Teachers Caught Cheating

This audio (46 mins) from On Point with Tom Ashbrook from WBUR Boston:

Teachers Cheating On Students’ Standardized Tests

The huge standardized test cheating scandal in Atlanta — and beyond. Teachers cheating to bump up student scores. Why, and what it says about the state of American education.

Shame and outrage over the Atlanta Public Schools last week, as a big state investigation laid out findings of massive, systemic cheating –- by teachers.

Teachers changing student scores on standardized tests, to make their schools look better than they were.

Not subtle cheating, but gross, flagrant, eraser-on-the-page cheating. Weekend pizza parties where teachers went through stacks of standardized tests, erasing wrong answers, filling in right ones.

And there’s evidence this hasn’t only happened in Atlanta.

This hour On Point: testing, American education, and the message in the cheating.

Tom's guests:

Alan Judd, reporter for the Atlanta Journal-Constitution.

Shawnna Hayes-Tavares, mother of four children, ranging from 9 to 18, all of whom have been in the Atlanta Public Schools system.

Greg Toppo, K-12 education reporter for USA Today.

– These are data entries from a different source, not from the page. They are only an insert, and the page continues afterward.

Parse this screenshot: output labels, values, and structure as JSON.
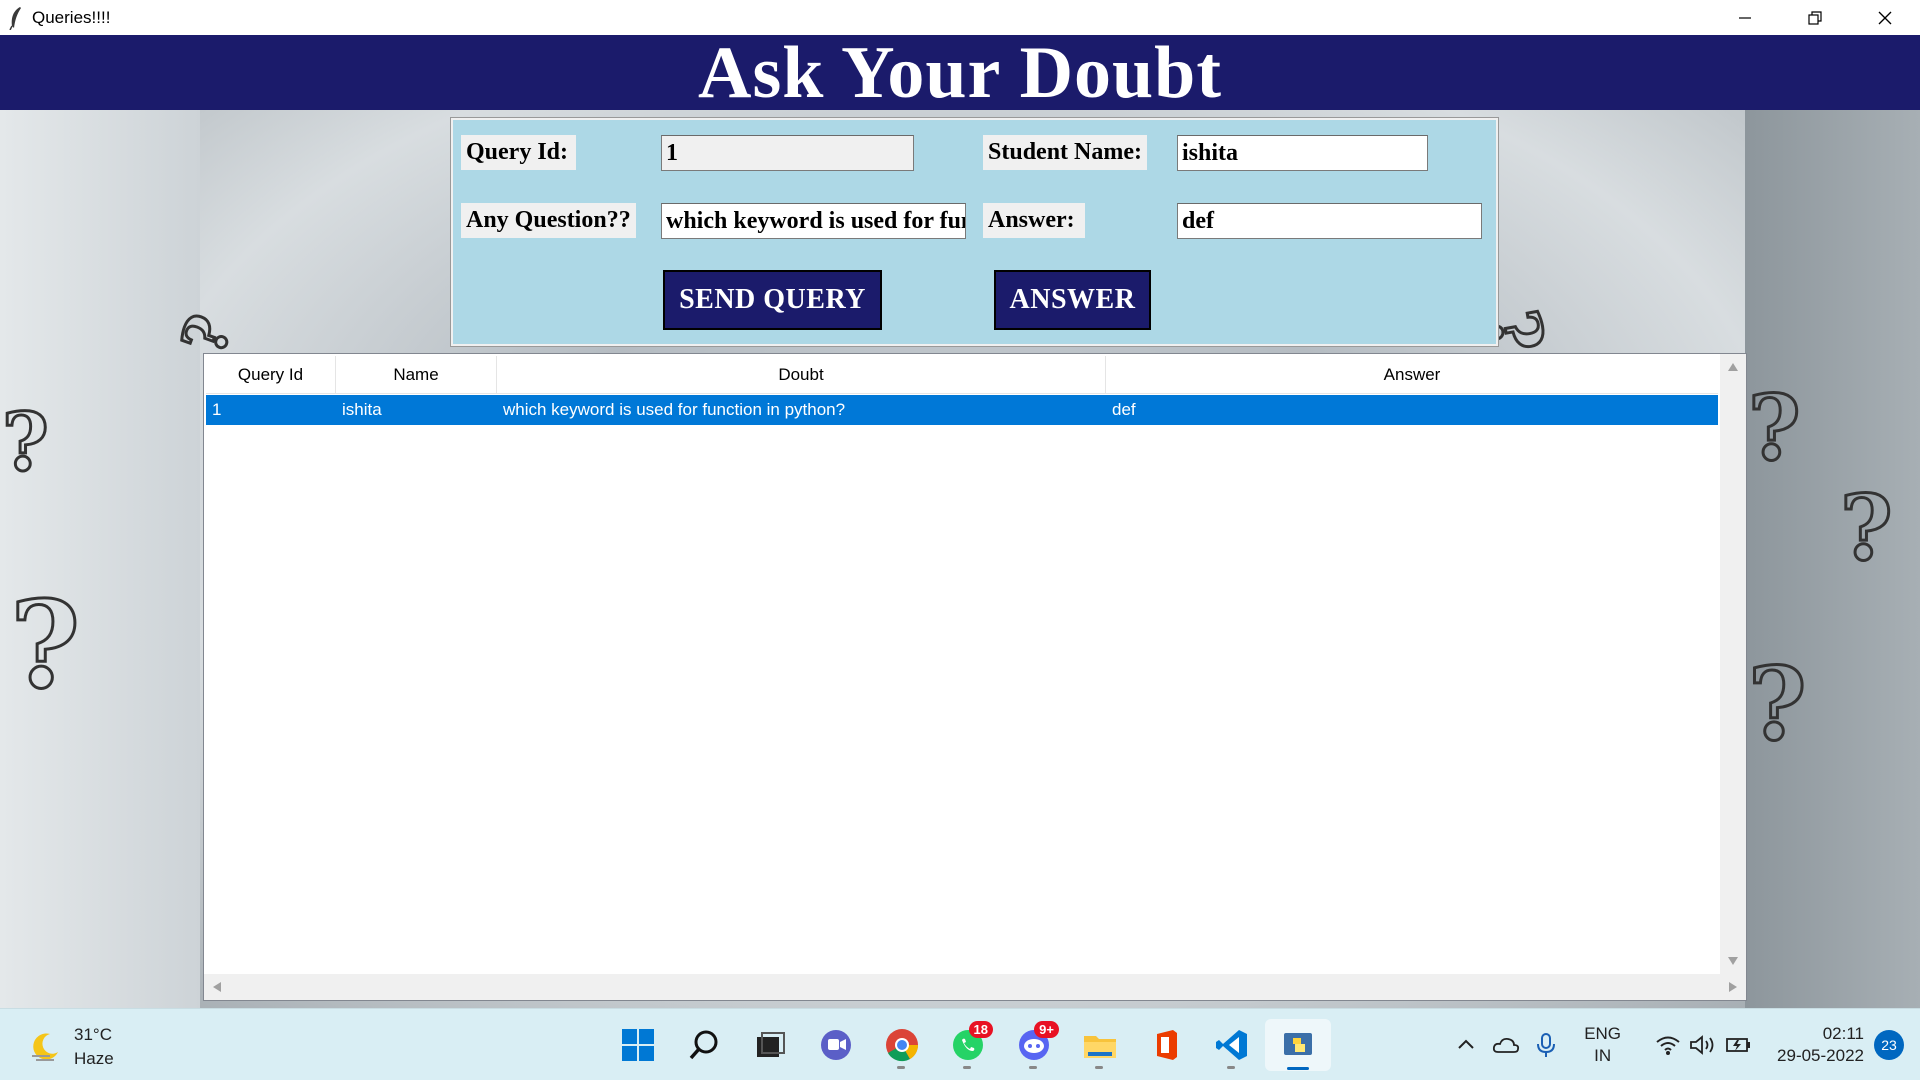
{
  "window": {
    "title": "Queries!!!!"
  },
  "header": {
    "title": "Ask Your Doubt"
  },
  "form": {
    "query_id_label": "Query Id:",
    "query_id_value": "1",
    "student_name_label": "Student Name:",
    "student_name_value": "ishita",
    "question_label": "Any Question??",
    "question_value": "which keyword is used for function in python?",
    "answer_label": "Answer:",
    "answer_value": "def",
    "send_button": "SEND QUERY",
    "answer_button": "ANSWER"
  },
  "table": {
    "columns": [
      "Query Id",
      "Name",
      "Doubt",
      "Answer"
    ],
    "rows": [
      {
        "query_id": "1",
        "name": "ishita",
        "doubt": "which keyword is used for function in python?",
        "answer": "def"
      }
    ]
  },
  "taskbar": {
    "weather_temp": "31°C",
    "weather_desc": "Haze",
    "whatsapp_badge": "18",
    "discord_badge": "9+",
    "lang_top": "ENG",
    "lang_bottom": "IN",
    "time": "02:11",
    "date": "29-05-2022",
    "notifications": "23"
  },
  "colors": {
    "header_bg": "#1b1b6b",
    "panel_bg": "#add8e6",
    "selection": "#0078d7",
    "taskbar_bg": "#d9eef4"
  }
}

Daniel Koretz, professor of education at Harvard Graduate School of Education. You can read an article based on his book Measuring Up here.

Hat tip to Dorie Z

1 comment:

SarahEllen said...

As a teacher I understand the immense pressure to produce high test scores. However, I cannot imagine how so many teachers and administrators could actually change test answers. If the teachers are going to go to that much trouble to change that many scores, wouldn't it be easier for the teachers to use their knowledge and time to implement best practices to teach students before the test occurs. I think incident shows that this country needs education reform. It is bad enough that many teachers "teach to the test," but now teachers are actively cheating. I am thankful that in the districts I have worked in, there is pressure to raise test scores, but there is also pressure to administer the standardized test appropriately.